Now, there are a few points here, and readers will have picked out some of them, but let’s state a couple clearly.
First, a lot of people, a hell of a lot of people, aren’t going to make it. If you want to not be one of them; if you want your friends and other people you care about not to be one of them, you’re going to need to do something. Probably the best thing is to organize in groups. Do what you can to help yourselves, and make it clear to the rich and powerful that your problems are theirs: that if you get pushed off the cliff, you’re going to make it hurt them.
The second is that on the mass scale, it’s now us or our elites. They go, or we go, and they want it to be us.
Plan for this era. Climate change is now and it’s just going to get worse and our elites are going to become greater and greater predators, trying to liquidate everything they can find to keep themselves in power.
Remember that personal resilence has its limits: you need other people who care about you and have the ability to help. You need more than family, you need a community, a group and that group needs to take care of its prosperity and have a commitment to caring for its own people.
We did that thru government for a long time, but government isn’t going to hack it for a lot of people.
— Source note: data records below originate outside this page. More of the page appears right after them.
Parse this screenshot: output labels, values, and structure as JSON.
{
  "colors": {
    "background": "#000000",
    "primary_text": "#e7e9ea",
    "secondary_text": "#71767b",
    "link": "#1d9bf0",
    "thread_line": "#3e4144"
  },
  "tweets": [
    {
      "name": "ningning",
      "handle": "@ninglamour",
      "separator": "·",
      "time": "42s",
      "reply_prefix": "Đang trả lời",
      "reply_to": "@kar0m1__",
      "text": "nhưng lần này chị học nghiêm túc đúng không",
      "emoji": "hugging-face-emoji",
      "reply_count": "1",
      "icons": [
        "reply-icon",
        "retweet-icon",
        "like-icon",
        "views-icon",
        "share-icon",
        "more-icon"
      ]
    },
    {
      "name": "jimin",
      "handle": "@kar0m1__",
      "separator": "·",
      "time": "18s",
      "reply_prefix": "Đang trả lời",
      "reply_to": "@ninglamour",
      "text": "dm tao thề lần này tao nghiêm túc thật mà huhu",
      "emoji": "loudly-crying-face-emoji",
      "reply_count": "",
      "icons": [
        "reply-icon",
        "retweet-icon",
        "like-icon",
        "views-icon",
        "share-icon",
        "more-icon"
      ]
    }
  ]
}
When times like that happen, you form your own mini-governments to do what larger society won’t.
It’s sad, it’s bad, and it’s what millions of people, including myself, spent our lives fighting to avoid, but it’s here and that’s just how it is. Even if some societies turn it around and start doing the right thing, it’s unsure which ones those will be and by the time they get to it, if you aren’t caring for yourself and your chosen group, you may be dead or on the street.
And understand that everyone’s doing the wrong thing. No major society is taking this seriously. When they stop building suburbs and stop pushing cars and stop allowing planned obsolescence, you’ll know they’re serious. No government which has not done at least those three thing is serious, and since our entire economy is built around cars, real-estate expansion and throwing shit out which was designed to last only a few years, we haven’t even started.
Be well, take care of yourselves, and if you can, please organize and take care of others.